You’re holding my hand and driving with the other. Your jaw is tensing.

“Logan?” You shoot me a look. “Take a breath. It’s okay. We’ll get there.”

“In this traffic, you could be having the babies in the car.”

I gesture out the window. “Well, good thing there’s an ambulance right there.”

And there is, too, trundling along two lanes over, lights off, siren off, the driver’s arm hanging out the open window.

You laugh, finally. “Why are you calmer than I am?”

I shrug. “Probably because the contractions haven’t really started yet. Give me time, I’m sure I’ll start panicking soon.”

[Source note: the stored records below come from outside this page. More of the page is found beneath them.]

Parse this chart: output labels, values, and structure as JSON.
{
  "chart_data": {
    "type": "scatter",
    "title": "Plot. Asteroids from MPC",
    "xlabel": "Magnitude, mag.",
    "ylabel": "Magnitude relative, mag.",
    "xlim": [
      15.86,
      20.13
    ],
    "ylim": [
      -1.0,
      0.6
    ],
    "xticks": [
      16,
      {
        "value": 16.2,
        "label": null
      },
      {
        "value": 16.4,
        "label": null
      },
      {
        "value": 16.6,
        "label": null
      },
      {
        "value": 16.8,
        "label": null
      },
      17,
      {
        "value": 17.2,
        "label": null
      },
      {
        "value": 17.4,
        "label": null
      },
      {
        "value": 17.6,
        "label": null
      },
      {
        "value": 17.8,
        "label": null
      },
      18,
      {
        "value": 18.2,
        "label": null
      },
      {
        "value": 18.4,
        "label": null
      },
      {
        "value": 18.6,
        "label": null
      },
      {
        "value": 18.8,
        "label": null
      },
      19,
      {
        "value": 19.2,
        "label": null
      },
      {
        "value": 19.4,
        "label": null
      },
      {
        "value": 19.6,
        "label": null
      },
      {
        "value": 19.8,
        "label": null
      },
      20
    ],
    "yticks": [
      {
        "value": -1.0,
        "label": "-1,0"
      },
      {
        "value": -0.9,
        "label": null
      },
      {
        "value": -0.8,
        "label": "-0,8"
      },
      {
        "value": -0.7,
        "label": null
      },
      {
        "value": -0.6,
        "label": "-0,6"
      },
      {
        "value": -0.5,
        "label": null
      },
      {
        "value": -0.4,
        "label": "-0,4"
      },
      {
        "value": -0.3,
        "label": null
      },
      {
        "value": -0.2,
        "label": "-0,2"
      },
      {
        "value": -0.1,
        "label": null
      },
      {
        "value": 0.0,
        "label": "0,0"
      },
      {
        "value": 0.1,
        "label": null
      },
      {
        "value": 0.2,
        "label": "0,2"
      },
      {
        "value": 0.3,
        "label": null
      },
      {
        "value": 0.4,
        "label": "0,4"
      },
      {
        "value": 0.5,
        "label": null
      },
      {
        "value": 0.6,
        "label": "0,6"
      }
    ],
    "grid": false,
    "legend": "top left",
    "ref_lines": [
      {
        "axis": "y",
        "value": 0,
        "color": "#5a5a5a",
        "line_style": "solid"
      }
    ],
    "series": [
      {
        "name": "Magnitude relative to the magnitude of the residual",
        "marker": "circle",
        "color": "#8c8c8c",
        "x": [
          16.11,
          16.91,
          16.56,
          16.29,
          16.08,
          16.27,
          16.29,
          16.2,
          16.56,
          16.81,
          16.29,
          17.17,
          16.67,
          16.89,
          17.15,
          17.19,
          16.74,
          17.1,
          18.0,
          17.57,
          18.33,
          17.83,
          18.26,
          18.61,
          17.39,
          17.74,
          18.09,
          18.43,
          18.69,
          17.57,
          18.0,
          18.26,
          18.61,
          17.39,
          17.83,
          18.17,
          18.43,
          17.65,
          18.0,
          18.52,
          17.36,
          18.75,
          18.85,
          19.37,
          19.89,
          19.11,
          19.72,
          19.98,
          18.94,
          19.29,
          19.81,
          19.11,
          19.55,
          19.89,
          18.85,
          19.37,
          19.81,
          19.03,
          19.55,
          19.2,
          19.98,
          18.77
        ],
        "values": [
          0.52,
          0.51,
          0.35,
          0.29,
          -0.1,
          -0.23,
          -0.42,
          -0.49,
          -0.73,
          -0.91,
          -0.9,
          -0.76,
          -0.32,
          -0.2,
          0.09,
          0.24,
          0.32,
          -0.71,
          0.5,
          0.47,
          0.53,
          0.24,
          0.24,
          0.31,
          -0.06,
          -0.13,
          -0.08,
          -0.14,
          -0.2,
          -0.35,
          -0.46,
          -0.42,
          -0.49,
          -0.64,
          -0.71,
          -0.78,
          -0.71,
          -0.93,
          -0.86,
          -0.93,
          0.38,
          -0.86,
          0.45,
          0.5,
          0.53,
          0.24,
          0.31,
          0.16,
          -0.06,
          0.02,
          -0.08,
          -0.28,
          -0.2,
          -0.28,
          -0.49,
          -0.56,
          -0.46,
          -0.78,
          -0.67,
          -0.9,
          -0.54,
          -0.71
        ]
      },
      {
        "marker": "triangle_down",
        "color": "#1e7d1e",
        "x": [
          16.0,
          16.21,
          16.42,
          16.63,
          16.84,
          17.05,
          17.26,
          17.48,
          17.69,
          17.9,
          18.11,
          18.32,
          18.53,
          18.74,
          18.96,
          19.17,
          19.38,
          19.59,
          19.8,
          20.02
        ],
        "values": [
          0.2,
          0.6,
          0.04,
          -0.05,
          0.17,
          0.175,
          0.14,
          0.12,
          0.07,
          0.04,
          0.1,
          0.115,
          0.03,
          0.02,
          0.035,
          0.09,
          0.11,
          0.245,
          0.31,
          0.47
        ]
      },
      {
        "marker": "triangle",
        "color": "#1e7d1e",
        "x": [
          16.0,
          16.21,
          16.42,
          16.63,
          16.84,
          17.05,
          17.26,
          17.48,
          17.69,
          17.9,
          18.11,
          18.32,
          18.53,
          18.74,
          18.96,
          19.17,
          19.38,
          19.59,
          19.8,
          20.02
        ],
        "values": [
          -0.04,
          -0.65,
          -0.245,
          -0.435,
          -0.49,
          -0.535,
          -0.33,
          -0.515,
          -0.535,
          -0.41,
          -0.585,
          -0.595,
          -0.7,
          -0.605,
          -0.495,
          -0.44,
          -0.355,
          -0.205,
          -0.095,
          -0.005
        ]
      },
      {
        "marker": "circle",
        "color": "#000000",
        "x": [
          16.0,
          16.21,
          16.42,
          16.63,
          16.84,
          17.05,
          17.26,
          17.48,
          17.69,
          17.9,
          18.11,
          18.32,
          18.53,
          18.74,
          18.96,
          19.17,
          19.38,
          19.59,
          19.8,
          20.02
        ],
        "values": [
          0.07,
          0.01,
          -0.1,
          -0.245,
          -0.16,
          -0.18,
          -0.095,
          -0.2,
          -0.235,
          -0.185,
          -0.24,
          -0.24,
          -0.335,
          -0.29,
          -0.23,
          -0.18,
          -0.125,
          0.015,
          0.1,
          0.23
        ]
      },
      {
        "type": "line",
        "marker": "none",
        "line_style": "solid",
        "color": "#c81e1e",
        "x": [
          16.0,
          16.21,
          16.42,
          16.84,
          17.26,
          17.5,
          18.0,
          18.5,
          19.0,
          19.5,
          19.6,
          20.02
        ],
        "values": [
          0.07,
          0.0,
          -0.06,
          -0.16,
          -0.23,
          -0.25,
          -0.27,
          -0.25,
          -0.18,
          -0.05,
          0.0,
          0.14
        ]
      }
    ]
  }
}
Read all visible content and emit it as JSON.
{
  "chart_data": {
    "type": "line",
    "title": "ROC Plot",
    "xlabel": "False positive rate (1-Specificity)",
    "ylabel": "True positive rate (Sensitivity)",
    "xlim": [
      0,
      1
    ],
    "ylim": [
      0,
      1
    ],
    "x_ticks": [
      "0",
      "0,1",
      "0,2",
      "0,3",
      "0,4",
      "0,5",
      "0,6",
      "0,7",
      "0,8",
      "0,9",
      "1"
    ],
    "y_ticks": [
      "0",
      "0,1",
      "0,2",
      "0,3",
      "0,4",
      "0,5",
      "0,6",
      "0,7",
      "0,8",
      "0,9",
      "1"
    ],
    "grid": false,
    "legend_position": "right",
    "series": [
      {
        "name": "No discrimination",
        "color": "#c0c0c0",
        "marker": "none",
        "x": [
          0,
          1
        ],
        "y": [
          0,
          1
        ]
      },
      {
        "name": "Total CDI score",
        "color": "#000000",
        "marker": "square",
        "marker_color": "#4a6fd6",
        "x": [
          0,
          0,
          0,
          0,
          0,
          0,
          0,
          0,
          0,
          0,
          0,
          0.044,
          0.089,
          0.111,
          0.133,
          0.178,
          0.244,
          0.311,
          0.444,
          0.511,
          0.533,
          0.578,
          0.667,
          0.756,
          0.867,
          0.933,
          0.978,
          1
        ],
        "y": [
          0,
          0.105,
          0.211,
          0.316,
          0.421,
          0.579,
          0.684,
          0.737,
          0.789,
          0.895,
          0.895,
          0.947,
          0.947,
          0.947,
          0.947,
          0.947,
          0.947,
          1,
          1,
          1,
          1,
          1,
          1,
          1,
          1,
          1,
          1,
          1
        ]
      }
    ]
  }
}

And, oh, how right I am. The contractions haven’t even really begun in earnest yet, from what I’ve read. They’re still several minutes apart, and yes, painful, but not as bad as what I’ve read has led me to expect. What has me panicking is the knowledge that—again, according to everything I’ve read—once my water has broken, the
only options are to have the babies naturally or to have a C-section. What if I can’t have them naturally? I don’t want a C-section. I don’t want to be cut open. But what if something is wrong that I don’t know about? What if we take too long getting to the hospital and the babies go into distress? I
really
don’t want to have the babies on the side of the road, for all that I joked about it with You. That was to calm You down; I need You calm, in control. Because I am panicking now.

And a contraction has me in its grip.

Sharp, fierce, aching, clamping, so sudden and crushing I can’t breathe. So painful it makes me whimper.

“Breathe, honey, breathe through it. Remember? Like at the class.” You went to the Lamaze classes with me.

I try to breathe. Just like a panic attack, I have to force the oxygen into my lungs, force them to expand and suck in air, and then I have to force them to contract, expel the air. And again. God, it hurts.